Job Responsibilities:
- Supervise Manufacturing and Packaging departments in achieving expected levels of safety, quality, productivity, cost and customer service over two manufacturing plant locations.
- Identify performance gaps, and develop and implement appropriate corrective actions.
- Develop, implement and manage continuous improvement plans (Lean) within the function in support of the company's overall objectives and goals for growth, opex, profitability, productivity, reliability, labor utilization, product quality and GMP compliance
- Manage the timely introduction and technical transfer of new products into the commercial environment
- Work with customers and internal functions to effectively transfer and validate new or revised manufacturing/packaging processes and technologies
- Ensure that production schedules meet both internal and external customer service commitments
- Participate in the development of the necessary metrics and key performance indicators to monitor and ensure actions are taken to achieve or exceed the goals and objectives
- Manage functional assets and overall capacity needs effectively and economically
- Identify and correct constraints
- Provide direct supervision and coaching of staff
- Conduct annual performance reviews of staff ensuring the performance management process is strictly adhered to
- Participate in budget review in accordance with organizational strategies and goals
- Review staffing, capital and expense budget items on a continuous basis to ensure cost effective and GMP compliant operations
- Ensure that the workplace is maintained in a GMP-compliant and safe operating condition and that all colleagues are following all required policies and procedures
- Ensure the efficient and economical utilization of all labor resources and equipment assets
- Ensure that daily operating results are reported and communicated to the operations colleagues through daily shift communication/exchange meetings and that gaps are identified and action is taken
- Complete all manufacturing processes and documentation (batch records) with "right the first time" in being accurately documented and reviewed on time
- Ensure that SOPs/WIs are developed, maintained and revisions are completed and approved within expected time lines
- Ensure all Production related Events are complete and have effective and timely CAPA implementations and follow-up is done accurately and on a timely basis partnering with Quality and the Investigation Manager
- Review and approve manufacturing labor reports for commercial production to ensure cost-effective operations
- Support the development of new or revised manufacturing instructions and ensure that manufacturing master batch records are approved and maintained current
- Manage operations training, colleague relations and company policies, including scorecard program, recruitment and hiring, performance appraisals, salary review and progressive discipline
- Responsible for meeting production goals and personal objectives
- Responsible for directing shift leads in shift schedule to include: work assignments, colleague training, colleague vacations, colleague breaks, overtime assignment, back-up for absent colleagues, etc
- Partners with QA, Maintenance, Engineering, and QC to accomplish site objectives.

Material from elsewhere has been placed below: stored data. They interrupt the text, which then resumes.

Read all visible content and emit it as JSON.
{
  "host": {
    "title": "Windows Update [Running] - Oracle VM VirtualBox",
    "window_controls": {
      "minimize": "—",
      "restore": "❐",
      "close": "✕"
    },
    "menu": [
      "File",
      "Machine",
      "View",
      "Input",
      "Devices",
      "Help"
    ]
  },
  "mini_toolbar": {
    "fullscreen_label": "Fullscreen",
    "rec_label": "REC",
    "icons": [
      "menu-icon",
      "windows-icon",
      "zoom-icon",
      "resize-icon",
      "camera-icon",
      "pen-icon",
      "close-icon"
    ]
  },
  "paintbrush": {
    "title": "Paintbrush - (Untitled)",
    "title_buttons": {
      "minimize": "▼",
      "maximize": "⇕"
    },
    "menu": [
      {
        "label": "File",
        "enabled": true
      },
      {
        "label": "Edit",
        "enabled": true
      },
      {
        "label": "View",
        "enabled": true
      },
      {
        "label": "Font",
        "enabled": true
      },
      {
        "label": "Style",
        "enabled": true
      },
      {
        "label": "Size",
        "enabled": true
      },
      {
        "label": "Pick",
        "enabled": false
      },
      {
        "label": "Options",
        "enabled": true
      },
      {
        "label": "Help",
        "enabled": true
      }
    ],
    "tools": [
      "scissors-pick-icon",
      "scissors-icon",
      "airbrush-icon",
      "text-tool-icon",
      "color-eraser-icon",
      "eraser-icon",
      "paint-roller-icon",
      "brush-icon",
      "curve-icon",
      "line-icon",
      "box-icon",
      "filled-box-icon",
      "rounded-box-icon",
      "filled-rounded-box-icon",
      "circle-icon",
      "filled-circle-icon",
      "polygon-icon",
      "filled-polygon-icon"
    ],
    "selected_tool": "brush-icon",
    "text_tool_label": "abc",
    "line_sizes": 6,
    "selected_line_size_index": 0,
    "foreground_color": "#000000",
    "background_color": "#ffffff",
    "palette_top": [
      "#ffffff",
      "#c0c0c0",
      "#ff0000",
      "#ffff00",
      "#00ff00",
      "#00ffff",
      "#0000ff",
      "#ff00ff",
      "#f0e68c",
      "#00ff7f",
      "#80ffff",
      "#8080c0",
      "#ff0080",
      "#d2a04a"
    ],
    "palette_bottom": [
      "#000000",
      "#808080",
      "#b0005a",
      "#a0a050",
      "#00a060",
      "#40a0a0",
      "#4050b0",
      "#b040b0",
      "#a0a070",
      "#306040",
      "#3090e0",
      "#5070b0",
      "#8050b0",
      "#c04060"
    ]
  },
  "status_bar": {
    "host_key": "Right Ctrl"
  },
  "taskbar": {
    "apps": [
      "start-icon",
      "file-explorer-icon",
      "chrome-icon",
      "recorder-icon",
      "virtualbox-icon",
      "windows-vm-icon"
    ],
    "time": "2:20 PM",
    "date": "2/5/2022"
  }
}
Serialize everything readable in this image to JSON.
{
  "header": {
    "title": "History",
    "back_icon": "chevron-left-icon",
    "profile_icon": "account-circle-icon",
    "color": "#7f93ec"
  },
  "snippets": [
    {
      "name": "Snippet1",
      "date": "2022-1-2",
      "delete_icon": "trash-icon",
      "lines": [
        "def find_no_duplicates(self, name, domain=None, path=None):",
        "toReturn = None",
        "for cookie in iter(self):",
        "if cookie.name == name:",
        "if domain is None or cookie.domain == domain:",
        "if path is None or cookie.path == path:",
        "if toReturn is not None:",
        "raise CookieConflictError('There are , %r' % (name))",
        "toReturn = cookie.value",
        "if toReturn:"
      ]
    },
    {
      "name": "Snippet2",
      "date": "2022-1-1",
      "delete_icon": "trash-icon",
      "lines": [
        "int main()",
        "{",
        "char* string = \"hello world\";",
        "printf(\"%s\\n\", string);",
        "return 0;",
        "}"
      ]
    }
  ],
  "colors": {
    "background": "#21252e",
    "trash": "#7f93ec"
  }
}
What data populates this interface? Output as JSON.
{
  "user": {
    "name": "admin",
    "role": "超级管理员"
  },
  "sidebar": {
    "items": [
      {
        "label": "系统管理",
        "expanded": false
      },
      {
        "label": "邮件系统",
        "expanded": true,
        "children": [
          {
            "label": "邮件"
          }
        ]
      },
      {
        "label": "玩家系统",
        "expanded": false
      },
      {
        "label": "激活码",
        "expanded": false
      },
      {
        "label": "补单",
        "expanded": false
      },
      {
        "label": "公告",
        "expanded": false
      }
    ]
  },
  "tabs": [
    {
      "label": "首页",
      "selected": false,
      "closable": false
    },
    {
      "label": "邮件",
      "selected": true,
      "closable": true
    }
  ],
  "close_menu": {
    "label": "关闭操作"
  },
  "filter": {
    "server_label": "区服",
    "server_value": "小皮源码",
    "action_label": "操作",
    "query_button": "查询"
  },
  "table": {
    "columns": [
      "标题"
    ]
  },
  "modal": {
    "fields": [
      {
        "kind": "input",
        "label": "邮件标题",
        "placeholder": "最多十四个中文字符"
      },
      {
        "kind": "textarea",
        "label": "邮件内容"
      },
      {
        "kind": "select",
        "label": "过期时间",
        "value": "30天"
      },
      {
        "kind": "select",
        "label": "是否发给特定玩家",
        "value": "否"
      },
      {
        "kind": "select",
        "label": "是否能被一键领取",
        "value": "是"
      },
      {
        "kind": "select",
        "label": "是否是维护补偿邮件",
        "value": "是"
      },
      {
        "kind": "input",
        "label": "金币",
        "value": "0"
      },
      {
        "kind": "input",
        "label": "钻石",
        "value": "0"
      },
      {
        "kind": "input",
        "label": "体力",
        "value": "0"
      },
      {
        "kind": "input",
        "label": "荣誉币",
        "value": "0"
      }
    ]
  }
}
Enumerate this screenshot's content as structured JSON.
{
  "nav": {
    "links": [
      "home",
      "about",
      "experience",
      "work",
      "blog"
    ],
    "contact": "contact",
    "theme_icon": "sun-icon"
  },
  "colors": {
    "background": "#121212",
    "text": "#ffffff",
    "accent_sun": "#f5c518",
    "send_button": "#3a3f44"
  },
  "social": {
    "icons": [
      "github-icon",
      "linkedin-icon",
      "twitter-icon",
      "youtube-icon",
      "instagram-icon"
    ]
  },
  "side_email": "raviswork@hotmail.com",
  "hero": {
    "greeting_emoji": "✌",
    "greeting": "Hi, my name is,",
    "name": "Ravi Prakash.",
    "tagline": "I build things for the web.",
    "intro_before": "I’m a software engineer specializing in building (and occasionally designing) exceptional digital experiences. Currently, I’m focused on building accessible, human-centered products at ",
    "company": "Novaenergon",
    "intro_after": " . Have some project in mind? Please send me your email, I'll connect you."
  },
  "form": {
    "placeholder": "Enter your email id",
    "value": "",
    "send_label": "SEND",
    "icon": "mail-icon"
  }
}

- Other duties as assigned.
Job Qualifications:
- Bachelor's Degree or Associates degree in scientific field preferred
- 3+ years leading, managing or supervising direct reports in a manufacturing environment (regulated manufacturing experience in pharmaceutical, food, or medical device strongly preferred)
- Proven leadership and management skills
- Must be detailed oriented
- Self-starter with good time management skills
- Diplomatic problem solving skills
- Strong organizational and communication skills
- Must be able to multi-task and prioritize workloads effectively
- Have a collaborative management style
- Statistical Process Analytics including spread sheet and data base applications.
- Experienced in problem solving techniques
- Opex experience including Lean Manufacturing or Six Sigma
- Technical writing
- Able to thrive and adapt in a dynamic environment
The above statements are intended to describe the general nature and level of the work being performed by colleagues assigned to this position. This is not intended to be an exhaustive list of all responsibilities, duties, and skills required. Aquestive reserves the right to make changes to the job description whenever necessary.
As part of Aquestive's employment process, final candidate will be required to complete a drug test and background check prior to employment commencing. Please Note: Aquestive is a drug-free workplace and has a drug free workplace policy in place.
Aquestive provides equal employment opportunities to all colleagues and applicants for employment and prohibits discrimination and harassment of any type without regard to race, color, religion, age, sex, national origin, disability status, genetics, protected veteran status, sexual orientation, gender identity or expression, or any other characteristic protected by federal, state or local laws.